Stand Up And Deliver by Andy Kind

Book review by Steve Bennett

There are, undoubtedly books around on the experiences of being a comedian that are more emotive, or more inspirational than Andy Kind’s. But there are few that are more meticulously accurate about the day-to-day existence of a comedy beginner.

The weeks spent trudging round the country for modest gigs and no money – yet being disproportionately grateful for the stage time; the camaraderie and occasional competitiveness of fellow open spots; the pressure to make the best of often unplayable rooms – it’s all captured here.

He surely won’t thank me for saying this, but Kind is probably not destined to be a star comedian. He’s now performed more than 600 gigs, yet he hasn’t made many waves on the circuit. Nonetheless he is clearly competent; constantly gigging and – now, at least – getting paid to do so, thus realising an ambition beyond what most would-be stand-ups ever achieve.

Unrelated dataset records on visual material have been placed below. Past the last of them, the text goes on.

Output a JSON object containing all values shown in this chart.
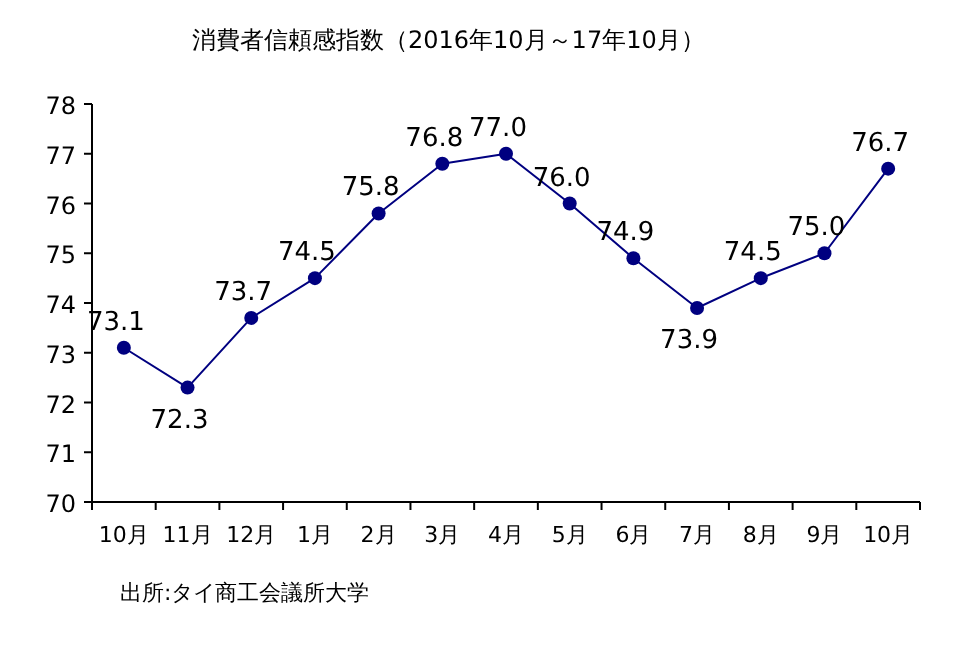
{
  "chart_data": {
    "type": "line",
    "title": "消費者信頼感指数（2016年10月～17年10月）",
    "categories": [
      "10月",
      "11月",
      "12月",
      "1月",
      "2月",
      "3月",
      "4月",
      "5月",
      "6月",
      "7月",
      "8月",
      "9月",
      "10月"
    ],
    "values": [
      73.1,
      72.3,
      73.7,
      74.5,
      75.8,
      76.8,
      77.0,
      76.0,
      74.9,
      73.9,
      74.5,
      75.0,
      76.7
    ],
    "value_labels": [
      "73.1",
      "72.3",
      "73.7",
      "74.5",
      "75.8",
      "76.8",
      "77.0",
      "76.0",
      "74.9",
      "73.9",
      "74.5",
      "75.0",
      "76.7"
    ],
    "color": "#000080",
    "marker": "circle",
    "ylim": [
      70,
      78
    ],
    "yticks": [
      70,
      71,
      72,
      73,
      74,
      75,
      76,
      77,
      78
    ],
    "annotations": [
      "出所:タイ商工会議所大学"
    ]
  }
}
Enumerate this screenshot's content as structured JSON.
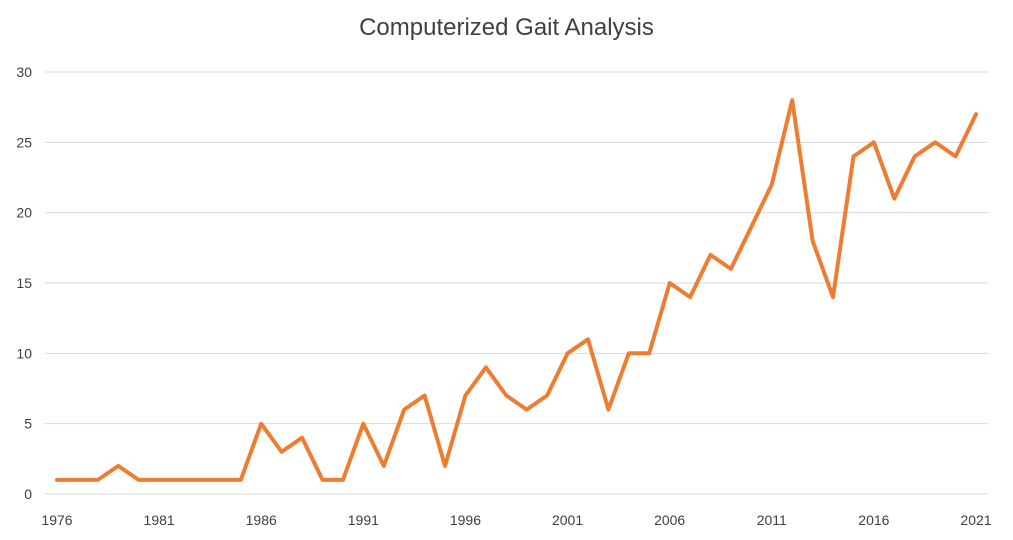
{
  "chart_data": {
    "type": "line",
    "title": "Computerized Gait Analysis",
    "xlabel": "",
    "ylabel": "",
    "ylim": [
      0,
      30
    ],
    "yticks": [
      0,
      5,
      10,
      15,
      20,
      25,
      30
    ],
    "xticks": [
      1976,
      1981,
      1986,
      1991,
      1996,
      2001,
      2006,
      2011,
      2016,
      2021
    ],
    "grid": true,
    "legend": "none",
    "x": [
      1976,
      1977,
      1978,
      1979,
      1980,
      1981,
      1982,
      1983,
      1984,
      1985,
      1986,
      1987,
      1988,
      1989,
      1990,
      1991,
      1992,
      1993,
      1994,
      1995,
      1996,
      1997,
      1998,
      1999,
      2000,
      2001,
      2002,
      2003,
      2004,
      2005,
      2006,
      2007,
      2008,
      2009,
      2010,
      2011,
      2012,
      2013,
      2014,
      2015,
      2016,
      2017,
      2018,
      2019,
      2020,
      2021
    ],
    "series": [
      {
        "color": "#ed7d31",
        "values": [
          1,
          1,
          1,
          2,
          1,
          1,
          1,
          1,
          1,
          1,
          5,
          3,
          4,
          1,
          1,
          5,
          2,
          6,
          7,
          2,
          7,
          9,
          7,
          6,
          7,
          10,
          11,
          6,
          10,
          10,
          15,
          14,
          17,
          16,
          19,
          22,
          28,
          18,
          14,
          24,
          25,
          21,
          24,
          25,
          24,
          27
        ]
      }
    ]
  }
}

So Stand Up And Deliver isn’t Steve Martin reminiscing about his days on the road, decades later from his a mansion built on success, but a jobbing comic’s still-fresh diaries of how he came to land the only career he ever thought he could do.

Kind graduated with a French degree, on the back of a reasonably notable school record, so to say that his parents weren’t overly enamoured with his choice of job, after a year of drifting around dead-end telesales jobs, is probably an understatement. His father’s gradual change of mood is a key theme of the book, from disappointment over the pitiful wages Kind was bringing home (yes, he lived with his parents) to an unstated respect for pursuing a dream.

But primarily it’s a chronicle of his gigs, from his nerve-racked, dry-mouthed debut at the Cellar Bar in Bath, run by those infamous promoters of low-level gigs Mirth Control, through to competing in the Frog & Bucket’s gladiatorial Beat The Frog night in Manchester; and then to his first death on stage, so severe he was ready to pack it all in.

New comics will recognise all these chapters – or if they don’t, they will. And, like anyone who’s spent any time on the circuit, Kind has a solid bank of entertaining anecdotes – from the promoter who had the sweary kind of Tourette’s to his cringeworthy encounter with a faded celebrity.

So for anyone embarking on a similar adventure, Stand Up And Deliver offers an accurate and honest roadmap of what they can expect in their first year, even if a wider audience might seek more drama.

A cathartic final chapter in which he emotionally revisits an old relationship does prove surprisingly moving – though it’s rather out of contex; a public purging of guilt rather than an episode naturally emerging from his stand-up career. It’s an incident that may be born out of a desire to do the right thing after Kind, a former serial philanderer, was born-again as a Christian.

His faith, unusual in the largely godless world of comedy, does pop up from time to time – so non-believers might find it odd to encounter sentences like: ‘Being a Christian is about being in a daily, intimate relationship with the risen Christ’… but while it’s part of who he is, he does realise this could be a turn-off and doesn’t bang on about it too much.

For throughout the book, Kind projects an accessible, warm, upbeat demeanour that makes for an easily enjoyable read for those keenly interested in exactly what the early years of a comic’s career entail.